The second formal interview, which I discuss in my page titled EXCEL spreadsheets, was for a part-time job that involved working only on Tuesdays. I'll admit that I wouldn't have applied for that job if I hadn't been fulfilling quotas of job applications, but I would have remained on state benefits (albeit at a reduced rate) even if I'd secured the job. None of the other applications that I've made purely to fulfill my quota have yielded anything more than an invitation by an agency to sit a typing test, plus a few Tricky questions asked by one employer. This suggests that if I'd spent less time applying for a quantity of jobs, I could have focused on doing things that might have made the difference, as I did during The nineties job quest.

The group interview

This was completely unexpected, and some may argue that it proves the case for applying for vast numbers of jobs. I found it to be an interesting experience, but I was never likely to secure the job, which was for a waiter at a bistro.

We were expressly told not to bring anything. Tables had been arranged in a giant square around which chairs were placed. We sat down and filled in their application forms, then the group session began. We were paired with people we had never previously met, had a brief discussion with them and we then each took turns to tell the group - and the staff members present - what we thought of that person. We then did a group exercise with the letters of the word bistro in which we called out words beginning with one of those letters that describe aspects of personality.

Next, we were shown to another set of tables on which there were large stacks of empty dinner plates. We were shown how to carry four plates at a time (pretending that they were piled with food on them) and asked to do so, and to then walk around with them. Although I struggled at first, I managed it eventually and was able to walk around with one plate in each hand and two on my left arm. I have serious doubts as to how I would cope in a commercial situation with food on the plates and everything else going on, but it was fun to do the exercise.

For the final test, we returned to our chairs. We were each given a random topic to discuss in 30 seconds. The first person to do this was a woman, and was asked to discuss rugby. She knew next to nothing about rugby, despite one of the biggest rugby teams in the country being located in Leicester, but she somehow got through it. This set a pattern and it was clear that most people ended up discussing topics that they either didn't know anything about or didn't really know what to say, as in the case of another woman who was told to discuss shoelaces. I would have preferred either rugby (which isn't my favorite sport, but I am happy to discuss it) or shoelaces (in which case I would discuss the re-lacing of new shoes) to the topic I was given, which was lips, although I stumbled through it in much the same way as most people did.

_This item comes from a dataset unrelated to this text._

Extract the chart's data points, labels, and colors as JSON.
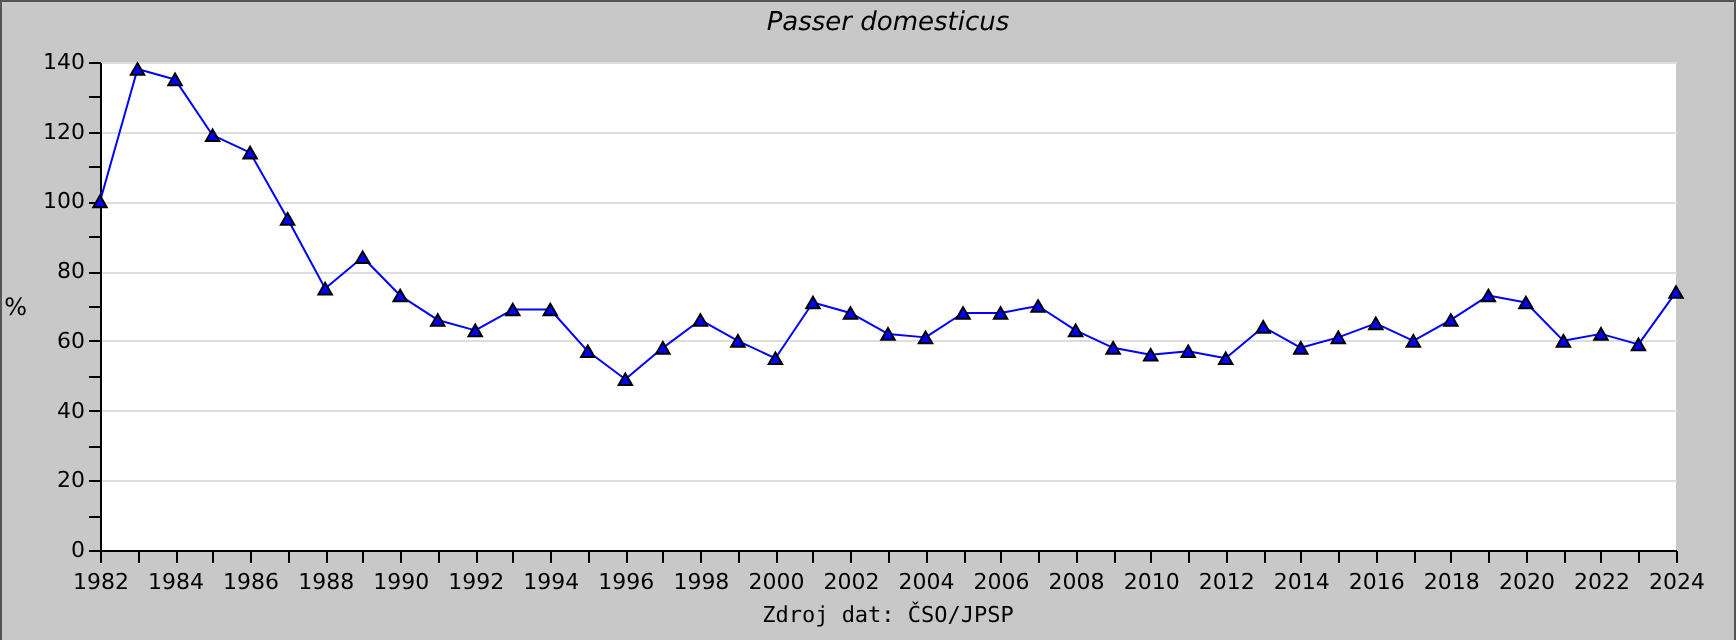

A few lucky people got topics that they knew how to discuss.

Previous applicants need not apply

It is bad enough to be rejected for a job after doing what one thinks is a good interview, but one doesn't normally know how good the other candidates are. Perhaps one of them was perceived as better So it is a real let-down to see such a job re-advertised with the words "Previous applicants need not apply". This happened to me during The nineties job quest, but I haven't noticed it this time round. Then again, I've only attended two interviews since 2002 so there hasn't been a lot of opportunity.